Ahead of the "anticipated" FastNICs broad agency announcement (BAA) - a notice from the government that requests proposals from private firms for research endeavors - DARPA plans to hold a Proposers Day.

The event on July 10 will provide information to potential proposers on the objectives of the initiative. Attendance will be limited to the first 160 registrants, with registration closing at 9:00 AM ET on July 8. Only two representatives per organization are allowed.

In the NIC of time

An old, slow NIC
An old, slow NIC – Wikimedia Commons/Jana.Wiki

In a solicitation document on the Federal Business Opportunities website, first reported by DCD, DARPA outlines its reasoning for the as-yet-unconfirmed FastNICs program:

"Current network subsystems are a bottleneck between multiprocessor servers and the network links that connect them. For example, a single fiber can carry about 100 terabits per second of data traffic, and today’s multicore multiprocessors, GPU-equipped servers and similar processing nodes can (in aggregate) process data at a similar rate. Network stacks, however, are limited both by network interface cards and the system software that uses them, to 10-100 gigabits per second.
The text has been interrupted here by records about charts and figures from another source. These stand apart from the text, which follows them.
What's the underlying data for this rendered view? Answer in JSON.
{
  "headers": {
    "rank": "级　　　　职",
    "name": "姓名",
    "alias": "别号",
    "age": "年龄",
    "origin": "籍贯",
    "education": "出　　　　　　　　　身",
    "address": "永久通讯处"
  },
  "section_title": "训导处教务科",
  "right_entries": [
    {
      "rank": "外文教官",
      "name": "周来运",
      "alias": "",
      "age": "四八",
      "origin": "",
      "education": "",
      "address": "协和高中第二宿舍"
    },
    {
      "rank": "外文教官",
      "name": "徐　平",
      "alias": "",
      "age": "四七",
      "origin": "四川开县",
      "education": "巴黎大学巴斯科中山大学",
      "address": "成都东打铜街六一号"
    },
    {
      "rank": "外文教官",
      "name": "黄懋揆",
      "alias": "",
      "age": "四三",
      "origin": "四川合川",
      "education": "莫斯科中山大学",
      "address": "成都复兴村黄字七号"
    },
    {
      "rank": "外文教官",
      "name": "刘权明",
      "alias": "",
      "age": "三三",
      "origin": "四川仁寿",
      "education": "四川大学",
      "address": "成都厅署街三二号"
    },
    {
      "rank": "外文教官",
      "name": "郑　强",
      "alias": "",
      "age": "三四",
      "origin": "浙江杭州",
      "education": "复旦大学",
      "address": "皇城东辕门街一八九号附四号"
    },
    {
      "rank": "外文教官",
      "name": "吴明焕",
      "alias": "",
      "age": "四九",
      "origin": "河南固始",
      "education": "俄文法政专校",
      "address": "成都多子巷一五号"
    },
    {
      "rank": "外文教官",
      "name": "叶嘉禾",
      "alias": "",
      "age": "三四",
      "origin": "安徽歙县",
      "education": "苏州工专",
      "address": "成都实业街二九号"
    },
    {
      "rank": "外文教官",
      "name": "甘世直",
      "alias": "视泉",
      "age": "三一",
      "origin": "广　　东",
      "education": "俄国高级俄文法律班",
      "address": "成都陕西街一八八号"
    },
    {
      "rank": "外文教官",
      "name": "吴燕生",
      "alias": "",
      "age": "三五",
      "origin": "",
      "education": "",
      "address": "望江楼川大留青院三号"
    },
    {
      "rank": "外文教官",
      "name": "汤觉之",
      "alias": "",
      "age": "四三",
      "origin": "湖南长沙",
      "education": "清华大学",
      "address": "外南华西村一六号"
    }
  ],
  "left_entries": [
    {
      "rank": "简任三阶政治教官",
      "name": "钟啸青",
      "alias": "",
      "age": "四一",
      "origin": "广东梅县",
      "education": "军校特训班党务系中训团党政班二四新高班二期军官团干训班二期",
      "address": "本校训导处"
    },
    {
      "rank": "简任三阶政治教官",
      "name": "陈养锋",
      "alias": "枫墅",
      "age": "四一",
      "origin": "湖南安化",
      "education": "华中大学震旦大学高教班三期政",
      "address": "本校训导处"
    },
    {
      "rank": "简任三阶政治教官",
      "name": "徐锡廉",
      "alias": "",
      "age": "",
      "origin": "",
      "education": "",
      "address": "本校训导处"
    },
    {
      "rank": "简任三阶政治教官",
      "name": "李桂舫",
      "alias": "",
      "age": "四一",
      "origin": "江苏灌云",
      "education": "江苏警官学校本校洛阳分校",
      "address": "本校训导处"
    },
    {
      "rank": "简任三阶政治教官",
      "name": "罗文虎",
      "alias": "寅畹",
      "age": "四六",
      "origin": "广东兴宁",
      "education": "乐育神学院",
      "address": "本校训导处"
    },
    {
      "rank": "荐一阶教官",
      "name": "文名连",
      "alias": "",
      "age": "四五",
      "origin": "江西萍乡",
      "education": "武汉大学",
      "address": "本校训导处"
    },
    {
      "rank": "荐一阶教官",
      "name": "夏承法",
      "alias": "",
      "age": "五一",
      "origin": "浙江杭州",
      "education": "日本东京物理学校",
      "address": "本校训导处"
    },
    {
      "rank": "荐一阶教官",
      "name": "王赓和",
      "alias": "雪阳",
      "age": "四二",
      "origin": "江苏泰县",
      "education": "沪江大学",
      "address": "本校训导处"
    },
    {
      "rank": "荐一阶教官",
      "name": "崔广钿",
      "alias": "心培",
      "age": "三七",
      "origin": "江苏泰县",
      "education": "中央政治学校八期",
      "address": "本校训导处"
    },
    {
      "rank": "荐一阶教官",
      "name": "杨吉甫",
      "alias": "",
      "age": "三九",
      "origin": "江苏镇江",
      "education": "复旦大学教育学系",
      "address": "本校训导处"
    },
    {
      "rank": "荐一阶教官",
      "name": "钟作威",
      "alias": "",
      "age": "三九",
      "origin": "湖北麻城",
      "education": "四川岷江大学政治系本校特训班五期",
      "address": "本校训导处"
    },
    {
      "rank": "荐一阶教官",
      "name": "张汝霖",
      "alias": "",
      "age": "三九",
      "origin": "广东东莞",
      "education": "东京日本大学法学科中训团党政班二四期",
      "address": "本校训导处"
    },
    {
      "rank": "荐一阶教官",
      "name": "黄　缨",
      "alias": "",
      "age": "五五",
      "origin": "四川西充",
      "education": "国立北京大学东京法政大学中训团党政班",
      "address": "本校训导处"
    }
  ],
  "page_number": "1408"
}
"This bottleneck has dramatically worsened as parallelism has replaced clock speed increases to achieve high performance computing. This bottleneck will remain unaddressed due to commercial incentives to pursue incremental technology advances in multiple market siloes. The separate evolution of networks and multicore multiprocessors, as well as memory technologies, memory copying, serialized contention for shared resources, and poor application design all contribute to limiting application throughput. The true bottleneck for processor throughput is the network interface used to connect a machine to an external network, such as an Ethernet, therefore severely limiting a processor’s data ingest capability.

"This network interface bottleneck is especially important for distributed computation that requires significant communication between the computation nodes. Training of deep neural networks is an exemplar of this class of computation; a significant fraction of machine learning research investigates ways in which the network interface bottleneck can be minimized.

"FastNICs will speed up applications, such as the distributed training of machine learning classifiers, by 100x, through the development, implementation, integration, and validation of novel, clean-slate network subsystems. The program objective is to overcome the gross mismatches in computing and network subsystem performance."

The publicly available agenda lists Dr. Jonathan Smith as a program manager. His DARPA page notes that "as a DARPA program manager, Smith seeks to develop and execute programs in cybersecurity, networking, and distributed computing.

"...Smith served as a program manager in DARPA’s Information Processing Technology Office (IPTO) from 2004 to 2006, developing and executing programs including Situation Aware Protocols In Edge Network Technologies (SAPIENT), Adaptive Cognition Enhanced Radio Teams (ACERT), and Brood of Spectrum Supremacy (BOSS)."

DARPA - which famously funded ARPANET, the Internet, and numerous crucial supercomputing projects - was founded in the wake of the Soviet Union's surprise launch of the Sputnik satellite to ensure that the US will never again be bested by another nation's scientific achievements, particularly in the military domain.

Among other programs, DARPA is currently funding the ambitious Electronics Resurgence Initiative, a $1.5 billion project to develop a domestic semiconductor manufacturing sector, exploring novel circuit materials, architectures, and designs.